そんな事を言う綱手に、カカシはぎょっとしたように彼女を見た。

「だ、ダメですよ!どれだけ年離れてると思ってるんですか!?」
「男とよりはマシだと思うけどねぇ?」
「ダメです!イルカ先生はオレのです!!」

こんな気持ち初めてなんですからっ!
そう勢い込んで訴えると、綱手はふふんと笑った。

「片思いのくせに大きな口を叩くんじゃないよ?・・・まぁ、面白いもの見れたから、今日のところは譲ってやるよ」

十代の時より青臭い顔しやがって。
くくっと人の悪い笑みを浮かべてから、綱手はくるりと踵を返して、ひらひらと手を振った。
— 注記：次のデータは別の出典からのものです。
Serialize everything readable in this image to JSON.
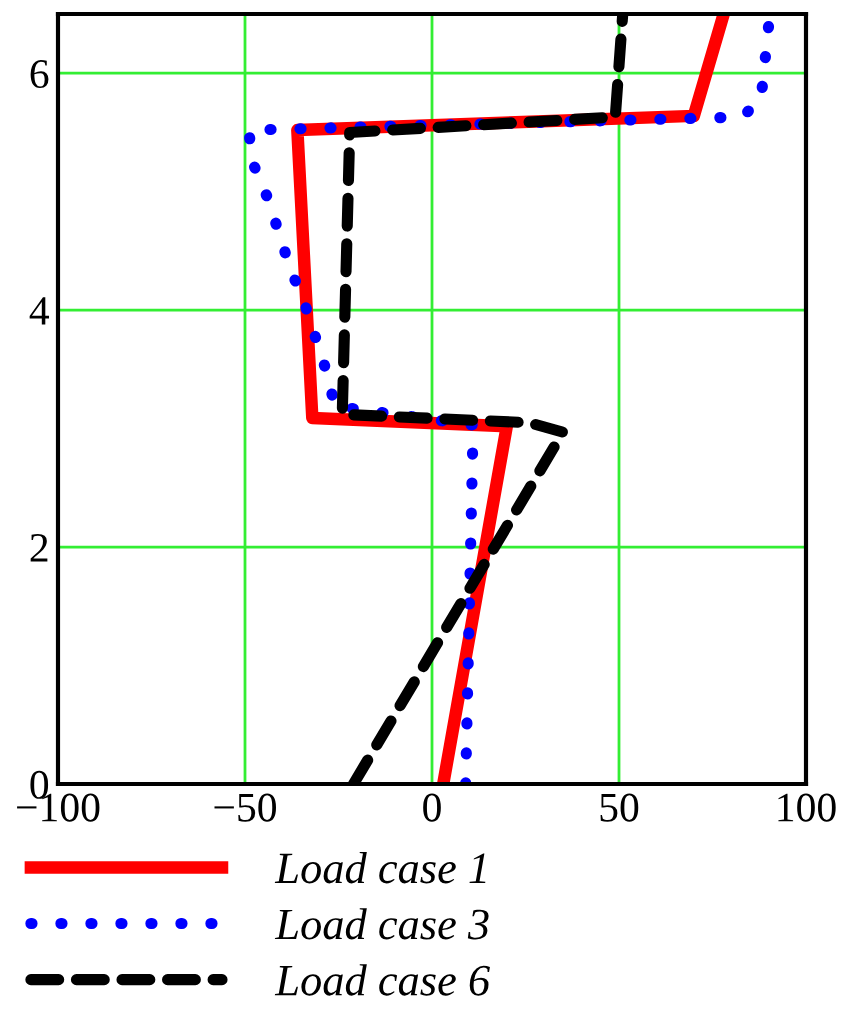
{
  "chart_data": {
    "type": "line",
    "xlim": [
      -100,
      100
    ],
    "ylim": [
      0,
      6.5
    ],
    "xticks": [
      {
        "value": -100,
        "label": "−100"
      },
      {
        "value": -50,
        "label": "−50"
      },
      0,
      50,
      100
    ],
    "yticks": [
      0,
      2,
      4,
      6
    ],
    "grid": true,
    "legend": "bottom",
    "marker": "none",
    "series": [
      {
        "name": "Load case 1",
        "color": "#ff0000",
        "line_style": "solid",
        "x": [
          3,
          20,
          -32,
          -36,
          70,
          78
        ],
        "values": [
          0,
          3.02,
          3.09,
          5.52,
          5.64,
          6.5
        ]
      },
      {
        "name": "Load case 3",
        "color": "#0000ff",
        "line_style": "dotted",
        "x": [
          9,
          11,
          -26,
          -28,
          -34,
          -38,
          -41,
          -44,
          -48,
          -49,
          83,
          88,
          90,
          90
        ],
        "values": [
          0,
          3.03,
          3.19,
          3.46,
          4.05,
          4.36,
          4.66,
          4.95,
          5.25,
          5.52,
          5.63,
          5.79,
          6.4,
          6.5
        ]
      },
      {
        "name": "Load case 6",
        "color": "#000000",
        "line_style": "dashed",
        "x": [
          -21,
          35,
          26,
          -24,
          -22,
          49,
          51
        ],
        "values": [
          0,
          2.97,
          3.05,
          3.12,
          5.5,
          5.63,
          6.5
        ]
      }
    ]
  }
}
「もう行っていいよ―――後で、椿には礼をいっときな」

カカシは苦虫を噛み潰したような顔をしながらも綱手の言葉に頷いて、そして部屋を出て行った。



******



「ったく・・・たちの悪いばーさんなんだから」

さすがにもう聞こえる事はないだろうという場所まで離れてから、カカシは忌々しげにそう呟いた。

「とはいえ・・・綱手様のは冗談にしても、うかうかしてたら誰かに持っていかれる可能性はあるよね」

暗示が解かれて、はっきりした。
彼を好きだと言う気持ちは、やはり暗示の所為なんかじゃない。
―――なら、今から行くべきところは、唯一つ。